Mari kita melihat ke belakang sebentar, kekerasan yang terjadi dalam beberapa pekan terakhir. Mulai dari penyerangan pada pimpinan Pesantren Alhidayah, KH Umar Bisri bin KH Sukrowi, di Cicalengka, Bandung. Lanjut persekusi biksu Mulyanto Nurhalim di Desa Caringin Legok, Tangerang. Belum lagi penyerangan pada ke Komando Brigade Persatuan Islam (Persis), Ustaz Prawoto, di Bandung. Dan yang terakhir penyerangan di Gereja Santa Lidwina di Sleman.

Menteri Agama Lukman Hakim Saifuddin tegas menyatakan peristiwa kekerasan yang dialami sejumlah pemuka agama jangan dibiarkan. Meski ada pelanggaran, Lukman meminta masyarakat bisa menahan diri dan tidak terprovokasi.
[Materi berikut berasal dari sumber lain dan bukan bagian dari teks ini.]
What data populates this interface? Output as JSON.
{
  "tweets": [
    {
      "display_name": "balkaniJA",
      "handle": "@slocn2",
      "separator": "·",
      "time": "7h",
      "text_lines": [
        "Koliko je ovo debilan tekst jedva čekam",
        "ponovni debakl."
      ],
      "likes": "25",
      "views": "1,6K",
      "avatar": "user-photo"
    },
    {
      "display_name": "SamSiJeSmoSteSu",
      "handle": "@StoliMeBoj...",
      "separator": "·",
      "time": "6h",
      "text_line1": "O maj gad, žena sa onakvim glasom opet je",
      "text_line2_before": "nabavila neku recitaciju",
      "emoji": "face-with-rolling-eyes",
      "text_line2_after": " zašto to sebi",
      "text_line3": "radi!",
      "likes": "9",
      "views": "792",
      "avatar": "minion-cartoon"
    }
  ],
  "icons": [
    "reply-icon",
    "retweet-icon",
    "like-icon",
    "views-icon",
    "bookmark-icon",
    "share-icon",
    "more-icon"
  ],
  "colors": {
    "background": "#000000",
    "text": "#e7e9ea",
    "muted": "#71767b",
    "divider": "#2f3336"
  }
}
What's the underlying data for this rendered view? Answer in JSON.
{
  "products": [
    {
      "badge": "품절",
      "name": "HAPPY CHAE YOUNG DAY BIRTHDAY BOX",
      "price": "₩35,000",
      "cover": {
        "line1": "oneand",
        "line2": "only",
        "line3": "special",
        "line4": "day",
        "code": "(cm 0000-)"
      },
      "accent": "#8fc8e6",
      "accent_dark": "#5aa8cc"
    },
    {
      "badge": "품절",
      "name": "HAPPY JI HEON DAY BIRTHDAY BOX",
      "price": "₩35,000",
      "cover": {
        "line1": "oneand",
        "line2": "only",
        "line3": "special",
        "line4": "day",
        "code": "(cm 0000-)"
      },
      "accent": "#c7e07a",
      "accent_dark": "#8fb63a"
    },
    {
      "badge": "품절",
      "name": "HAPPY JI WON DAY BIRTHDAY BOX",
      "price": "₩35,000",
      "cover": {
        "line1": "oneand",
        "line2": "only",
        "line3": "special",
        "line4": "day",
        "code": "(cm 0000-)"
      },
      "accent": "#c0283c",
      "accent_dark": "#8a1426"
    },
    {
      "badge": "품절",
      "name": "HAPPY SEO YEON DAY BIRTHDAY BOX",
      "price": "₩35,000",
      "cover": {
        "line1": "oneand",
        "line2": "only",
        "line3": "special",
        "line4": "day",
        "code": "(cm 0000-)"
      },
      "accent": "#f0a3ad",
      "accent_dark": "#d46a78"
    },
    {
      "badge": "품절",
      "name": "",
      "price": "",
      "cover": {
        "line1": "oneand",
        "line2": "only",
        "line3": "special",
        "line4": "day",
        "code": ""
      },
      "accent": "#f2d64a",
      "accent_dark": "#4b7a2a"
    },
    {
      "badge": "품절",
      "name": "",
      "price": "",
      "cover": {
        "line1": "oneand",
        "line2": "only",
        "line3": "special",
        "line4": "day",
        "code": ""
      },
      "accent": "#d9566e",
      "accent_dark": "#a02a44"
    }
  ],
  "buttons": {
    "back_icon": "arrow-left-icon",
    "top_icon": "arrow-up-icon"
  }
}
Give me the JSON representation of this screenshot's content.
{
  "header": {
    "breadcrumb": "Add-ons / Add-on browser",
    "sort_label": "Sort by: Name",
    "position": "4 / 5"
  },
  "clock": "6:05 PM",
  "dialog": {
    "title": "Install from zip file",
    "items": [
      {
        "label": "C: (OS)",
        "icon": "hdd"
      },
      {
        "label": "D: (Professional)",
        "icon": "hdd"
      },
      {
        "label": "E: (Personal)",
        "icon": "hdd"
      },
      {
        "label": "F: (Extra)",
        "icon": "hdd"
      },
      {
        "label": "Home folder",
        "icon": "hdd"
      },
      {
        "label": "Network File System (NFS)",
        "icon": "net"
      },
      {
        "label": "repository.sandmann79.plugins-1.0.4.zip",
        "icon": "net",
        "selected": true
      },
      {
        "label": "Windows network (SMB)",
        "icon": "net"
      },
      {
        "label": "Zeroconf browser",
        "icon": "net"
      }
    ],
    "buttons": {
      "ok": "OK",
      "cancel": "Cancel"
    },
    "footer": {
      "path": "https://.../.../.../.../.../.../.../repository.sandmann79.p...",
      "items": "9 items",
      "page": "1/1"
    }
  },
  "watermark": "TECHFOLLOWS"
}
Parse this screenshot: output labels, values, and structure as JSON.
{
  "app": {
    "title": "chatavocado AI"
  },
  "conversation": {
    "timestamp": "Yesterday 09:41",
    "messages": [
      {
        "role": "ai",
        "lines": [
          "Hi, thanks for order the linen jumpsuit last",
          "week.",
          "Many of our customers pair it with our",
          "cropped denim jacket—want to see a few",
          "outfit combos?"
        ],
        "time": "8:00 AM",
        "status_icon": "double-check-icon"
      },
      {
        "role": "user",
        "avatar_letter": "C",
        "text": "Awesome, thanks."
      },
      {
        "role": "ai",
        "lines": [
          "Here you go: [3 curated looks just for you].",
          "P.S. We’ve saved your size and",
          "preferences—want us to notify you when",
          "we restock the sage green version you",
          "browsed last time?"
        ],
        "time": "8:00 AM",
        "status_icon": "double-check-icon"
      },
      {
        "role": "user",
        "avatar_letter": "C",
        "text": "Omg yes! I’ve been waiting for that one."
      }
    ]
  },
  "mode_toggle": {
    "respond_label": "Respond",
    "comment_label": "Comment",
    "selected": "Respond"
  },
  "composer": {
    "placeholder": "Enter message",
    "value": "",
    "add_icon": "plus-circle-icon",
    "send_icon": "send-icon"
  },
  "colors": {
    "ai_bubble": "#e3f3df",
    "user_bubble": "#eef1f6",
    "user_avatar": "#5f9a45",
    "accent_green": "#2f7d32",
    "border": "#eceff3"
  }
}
"Peristiwa tindak kekerasan terhadap sejumlah pemuka agama belakangan ini di beberapa tempat, bahkan terjadi di rumah ibadah, adalah perilaku yang tak bisa dibenarkan sama sekali, atas dasar alasan apapun juga," tulis Lukman lewan pesan singkat Senin (11/02/2018).


Presiden Jokowi saat bertemu pemuka agama di Istana Bogor (Setkab.go.id)

Lukman meminta masyarakat menyerahkan pengusutan kasus-kasus tersebut kepada yang berwajib, jangan bergerak sendiri. Dari sisi Kementerian Agama, Lukman sudah memberi instruksi kepada Kanwil Kemenag untuk membangun dialog antarumat.

"Saya minta Kanwil dan Kankemenag untuk segera berkoordinasi dengan FKUB (Forum Kerukunan Umat Beragama) setempat guna mengambil langkah proaktif dan strategis dalam menguatkan kerukunan umat," tandasnya.

Kementerian Agama diminta Presiden Joko Widodo untuk mensosialisasikan etika kerukunan ummat beragama. Hal itu tertuang enam rumusan Pandangan dan Sikap Umat Beragama tentang Etika Kerukunan Antar Umat Beragama yang disepakati di Istana Bogor.